Haunting 16th C. Nepalese Stone Mythical Singha Lion Temple fragment
Origin: Nepal, Provenance: Found in an old collection of Asian Art in San Francisco
Period: At least 16th century, possibly older
Materials: Stone, libations, ocher pigments
Description: This haunting and powerful temple fragment features a stylized Lion "Singha" having open mouth with exposed teeth. Its tail rises from the base and is positioned behind the back. its paw is resting on the chest, showing distinctive parted claws. It has an impressive encrusted patina from years of religious worship and still has remnants of applications of orange ocher pigments! There are many carved striations which match the texture and hair of the creature. In good condition with old loss to left tooth. A custom stand may be order for an additional fee.

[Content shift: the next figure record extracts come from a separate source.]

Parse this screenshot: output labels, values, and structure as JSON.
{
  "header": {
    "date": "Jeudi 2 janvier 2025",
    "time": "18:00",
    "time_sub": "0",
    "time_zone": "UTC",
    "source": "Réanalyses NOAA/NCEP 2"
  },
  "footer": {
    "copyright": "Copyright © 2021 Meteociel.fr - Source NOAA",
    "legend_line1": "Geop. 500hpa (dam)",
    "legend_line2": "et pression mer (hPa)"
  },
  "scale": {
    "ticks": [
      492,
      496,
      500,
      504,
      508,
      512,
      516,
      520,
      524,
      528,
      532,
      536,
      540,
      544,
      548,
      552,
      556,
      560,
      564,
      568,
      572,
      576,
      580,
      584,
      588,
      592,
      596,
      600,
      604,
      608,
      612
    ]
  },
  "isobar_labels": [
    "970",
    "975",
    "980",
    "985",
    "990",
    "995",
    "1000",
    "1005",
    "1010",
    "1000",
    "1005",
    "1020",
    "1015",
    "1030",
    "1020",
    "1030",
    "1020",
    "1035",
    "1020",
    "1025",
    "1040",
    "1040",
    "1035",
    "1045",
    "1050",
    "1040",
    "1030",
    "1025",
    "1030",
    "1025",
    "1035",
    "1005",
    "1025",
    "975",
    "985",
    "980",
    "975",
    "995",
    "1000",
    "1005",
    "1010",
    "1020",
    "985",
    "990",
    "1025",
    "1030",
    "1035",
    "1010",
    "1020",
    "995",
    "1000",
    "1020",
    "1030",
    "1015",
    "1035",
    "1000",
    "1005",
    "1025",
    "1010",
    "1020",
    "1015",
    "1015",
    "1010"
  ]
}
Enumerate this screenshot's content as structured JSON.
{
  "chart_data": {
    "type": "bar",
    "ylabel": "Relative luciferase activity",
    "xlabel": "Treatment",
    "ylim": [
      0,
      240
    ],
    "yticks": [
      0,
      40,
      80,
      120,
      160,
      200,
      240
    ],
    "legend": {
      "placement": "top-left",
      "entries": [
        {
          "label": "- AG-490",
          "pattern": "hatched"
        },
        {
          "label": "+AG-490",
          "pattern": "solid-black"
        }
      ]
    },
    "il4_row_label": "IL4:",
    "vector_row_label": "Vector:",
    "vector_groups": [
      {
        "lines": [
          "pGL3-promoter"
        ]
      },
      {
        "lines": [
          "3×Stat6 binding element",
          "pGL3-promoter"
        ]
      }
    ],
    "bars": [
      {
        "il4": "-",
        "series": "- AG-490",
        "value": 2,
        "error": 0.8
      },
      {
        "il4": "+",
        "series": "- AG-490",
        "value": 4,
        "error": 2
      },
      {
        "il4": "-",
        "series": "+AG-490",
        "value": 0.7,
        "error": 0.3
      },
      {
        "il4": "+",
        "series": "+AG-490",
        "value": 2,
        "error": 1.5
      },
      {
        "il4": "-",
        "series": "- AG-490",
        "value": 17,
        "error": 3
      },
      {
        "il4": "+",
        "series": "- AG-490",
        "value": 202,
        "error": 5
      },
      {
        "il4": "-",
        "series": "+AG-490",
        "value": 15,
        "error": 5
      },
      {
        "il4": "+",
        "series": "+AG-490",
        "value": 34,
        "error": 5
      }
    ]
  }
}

Dimensions: Height 10.25” (26 cm), Width 6” (15.5 cm), Depth 3.5 (9 cm)
Weight 9 lbs
The literal translation to Nepali for Singha is “lion”. Two lion-like stone or metal figures are placed at two sides of entrances of temples in Nepal. The Singha is the mythical lion that is believed to guard the entrances according to the Buddhist religion. Like elsewhere, the lion also represents royalty and leadership, thus it may also represent the link between kings and gods. The Singha wards off negative energy from religious places and is revered as a powerful creature.